Missing parental data
I'm merging data from the USoc Wave 1 youth questionnaire (a_youth) and the Wave 1 adult individual questionnaire (a_indresp) so that I can consider the role of parents' characteristics in my analysis of young people's occupational aspirations. I'm using the variables a_mnspid (to identify mothers) and a_fnspid (to identify fathers) in a_youth and the variable pidp in a_indresp to match young people with their parents. I'm using the /TABLE command in SPSS to carry out a one-to-many match so that siblings in a_youth (who have the same value for a_mnspid or a_fnspid) all receive parental data from a_indresp.
After the matching there is quite a lot of missing data. 360 cases have missing data on mothers: 190 of these are coded -8 for a_mnspid ("natural/adoptive/step mother not in household"), and the remaining 170 have a value for a_mnspid which does not match any of the cross-wave person identifiers (pidp) in a_indresp.
Likewise, 1840 cases have missing data on fathers. 1349 of these are coded -8 for a_fnspid ("natural/adoptive/step father not in household"), and the remaining 491 have a value for a_fnspid which does not match any of the cross-wave person identifiers (pidp) in a_indresp.
My three questions are:
1) How should I interpret a value of -8 for a_mnspid or a_fnspid?
2) Why are there parent identifiers in the youth dataset which do not exist in the main adult dataset?
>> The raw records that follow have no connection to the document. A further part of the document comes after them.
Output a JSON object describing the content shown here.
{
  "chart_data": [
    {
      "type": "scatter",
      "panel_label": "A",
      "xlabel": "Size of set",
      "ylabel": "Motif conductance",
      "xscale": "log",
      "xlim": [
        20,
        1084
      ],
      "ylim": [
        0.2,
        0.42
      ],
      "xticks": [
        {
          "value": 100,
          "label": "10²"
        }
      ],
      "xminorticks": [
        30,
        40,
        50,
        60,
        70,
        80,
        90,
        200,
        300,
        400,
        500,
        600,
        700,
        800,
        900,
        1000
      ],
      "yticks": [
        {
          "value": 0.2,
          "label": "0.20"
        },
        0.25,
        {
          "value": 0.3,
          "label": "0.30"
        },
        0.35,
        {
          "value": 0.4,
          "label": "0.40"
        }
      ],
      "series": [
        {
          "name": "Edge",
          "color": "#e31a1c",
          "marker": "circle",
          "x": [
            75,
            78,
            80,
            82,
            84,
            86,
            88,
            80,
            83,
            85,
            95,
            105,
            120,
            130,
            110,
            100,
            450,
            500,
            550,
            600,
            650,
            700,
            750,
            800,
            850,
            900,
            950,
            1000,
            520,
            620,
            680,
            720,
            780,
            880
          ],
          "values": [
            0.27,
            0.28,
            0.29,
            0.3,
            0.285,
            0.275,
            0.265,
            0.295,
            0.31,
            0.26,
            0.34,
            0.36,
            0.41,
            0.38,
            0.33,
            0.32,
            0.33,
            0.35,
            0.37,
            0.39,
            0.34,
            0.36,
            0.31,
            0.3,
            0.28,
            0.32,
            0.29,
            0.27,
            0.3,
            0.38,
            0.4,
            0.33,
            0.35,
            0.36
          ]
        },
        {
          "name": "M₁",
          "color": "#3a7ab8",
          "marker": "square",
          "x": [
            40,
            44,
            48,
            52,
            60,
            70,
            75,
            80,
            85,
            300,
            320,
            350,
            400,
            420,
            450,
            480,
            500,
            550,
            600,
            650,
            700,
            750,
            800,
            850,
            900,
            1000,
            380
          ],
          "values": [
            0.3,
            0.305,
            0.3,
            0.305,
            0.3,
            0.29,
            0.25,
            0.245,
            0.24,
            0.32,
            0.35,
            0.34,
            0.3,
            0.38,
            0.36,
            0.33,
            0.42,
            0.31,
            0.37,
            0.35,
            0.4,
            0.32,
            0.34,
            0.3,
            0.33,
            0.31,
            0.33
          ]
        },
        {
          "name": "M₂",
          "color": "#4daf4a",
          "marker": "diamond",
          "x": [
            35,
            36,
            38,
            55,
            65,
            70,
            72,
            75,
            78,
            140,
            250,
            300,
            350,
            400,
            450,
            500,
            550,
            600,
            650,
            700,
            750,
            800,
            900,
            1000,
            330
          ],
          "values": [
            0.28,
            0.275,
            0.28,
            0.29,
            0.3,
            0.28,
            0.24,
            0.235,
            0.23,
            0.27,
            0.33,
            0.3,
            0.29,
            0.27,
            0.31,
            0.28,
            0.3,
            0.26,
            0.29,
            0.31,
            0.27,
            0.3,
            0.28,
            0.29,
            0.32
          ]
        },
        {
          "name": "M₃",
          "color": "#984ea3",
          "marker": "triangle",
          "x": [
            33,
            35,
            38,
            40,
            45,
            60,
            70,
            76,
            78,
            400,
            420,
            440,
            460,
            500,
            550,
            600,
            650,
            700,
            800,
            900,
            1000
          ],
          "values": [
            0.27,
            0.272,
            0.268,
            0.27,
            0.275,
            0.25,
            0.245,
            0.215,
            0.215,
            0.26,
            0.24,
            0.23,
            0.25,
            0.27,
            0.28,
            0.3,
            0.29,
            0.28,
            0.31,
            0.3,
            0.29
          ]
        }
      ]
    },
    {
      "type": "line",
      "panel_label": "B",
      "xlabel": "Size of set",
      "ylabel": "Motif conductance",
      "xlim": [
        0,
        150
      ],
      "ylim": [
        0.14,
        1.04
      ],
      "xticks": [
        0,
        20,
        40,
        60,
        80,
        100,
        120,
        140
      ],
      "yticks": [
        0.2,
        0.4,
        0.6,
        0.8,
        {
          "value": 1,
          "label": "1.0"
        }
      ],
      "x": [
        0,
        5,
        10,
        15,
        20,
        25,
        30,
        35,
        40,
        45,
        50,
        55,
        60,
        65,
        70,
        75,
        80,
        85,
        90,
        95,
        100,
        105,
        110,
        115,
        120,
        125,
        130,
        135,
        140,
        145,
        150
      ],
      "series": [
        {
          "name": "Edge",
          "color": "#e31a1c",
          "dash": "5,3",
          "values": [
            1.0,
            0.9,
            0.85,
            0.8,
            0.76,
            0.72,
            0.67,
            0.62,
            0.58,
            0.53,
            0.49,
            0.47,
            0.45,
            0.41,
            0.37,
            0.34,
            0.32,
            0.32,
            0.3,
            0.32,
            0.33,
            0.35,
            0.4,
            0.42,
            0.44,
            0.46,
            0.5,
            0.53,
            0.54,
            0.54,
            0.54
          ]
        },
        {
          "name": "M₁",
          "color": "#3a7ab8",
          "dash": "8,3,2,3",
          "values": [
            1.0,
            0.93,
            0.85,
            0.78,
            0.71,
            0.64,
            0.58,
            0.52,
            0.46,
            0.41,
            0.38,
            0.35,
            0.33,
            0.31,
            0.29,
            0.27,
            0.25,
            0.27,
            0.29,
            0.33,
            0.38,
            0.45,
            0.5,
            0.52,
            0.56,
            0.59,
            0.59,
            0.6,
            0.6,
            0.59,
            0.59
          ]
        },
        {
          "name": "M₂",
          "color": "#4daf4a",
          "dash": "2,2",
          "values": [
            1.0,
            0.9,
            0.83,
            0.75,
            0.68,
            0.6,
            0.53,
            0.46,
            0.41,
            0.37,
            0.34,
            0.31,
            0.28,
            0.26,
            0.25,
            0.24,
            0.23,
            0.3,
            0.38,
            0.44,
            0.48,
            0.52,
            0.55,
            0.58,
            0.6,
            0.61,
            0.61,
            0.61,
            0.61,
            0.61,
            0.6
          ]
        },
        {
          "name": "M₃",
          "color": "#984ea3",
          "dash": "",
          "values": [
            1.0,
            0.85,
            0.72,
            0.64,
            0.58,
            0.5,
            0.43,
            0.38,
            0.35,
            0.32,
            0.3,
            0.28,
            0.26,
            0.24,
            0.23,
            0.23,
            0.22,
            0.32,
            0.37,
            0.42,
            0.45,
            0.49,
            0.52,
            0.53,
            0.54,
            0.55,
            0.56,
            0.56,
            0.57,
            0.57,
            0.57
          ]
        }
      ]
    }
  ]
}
3) Is there a better way to go about matching data on young people with data on their parents?
Thanks for your help,
#1 Updated by j petersen almost 7 years ago
I don't have access to the data right now to reproduce your results, but can offer a few hints...
The relationships are recorded on the household grid with reference to household and person numbers (can be found on w_INDALL for all household members). The datasets also holds some cross-wave personal identifiers or pids, see e.g.;
Pids are only assigned to individuals that have been enumerated at some point during the study and -8 values represent the opposite case.
w_INDRESP only holds data on adult respondents and is a subset of w_INDALL. Non-response can occur if the person is temporarily away, refuses or for other reasons is unable to take part (see w_IVFIO for interview outcome info).
Your description sounds fine. The user guide should also has an example of creating a dataset based on relationship variables.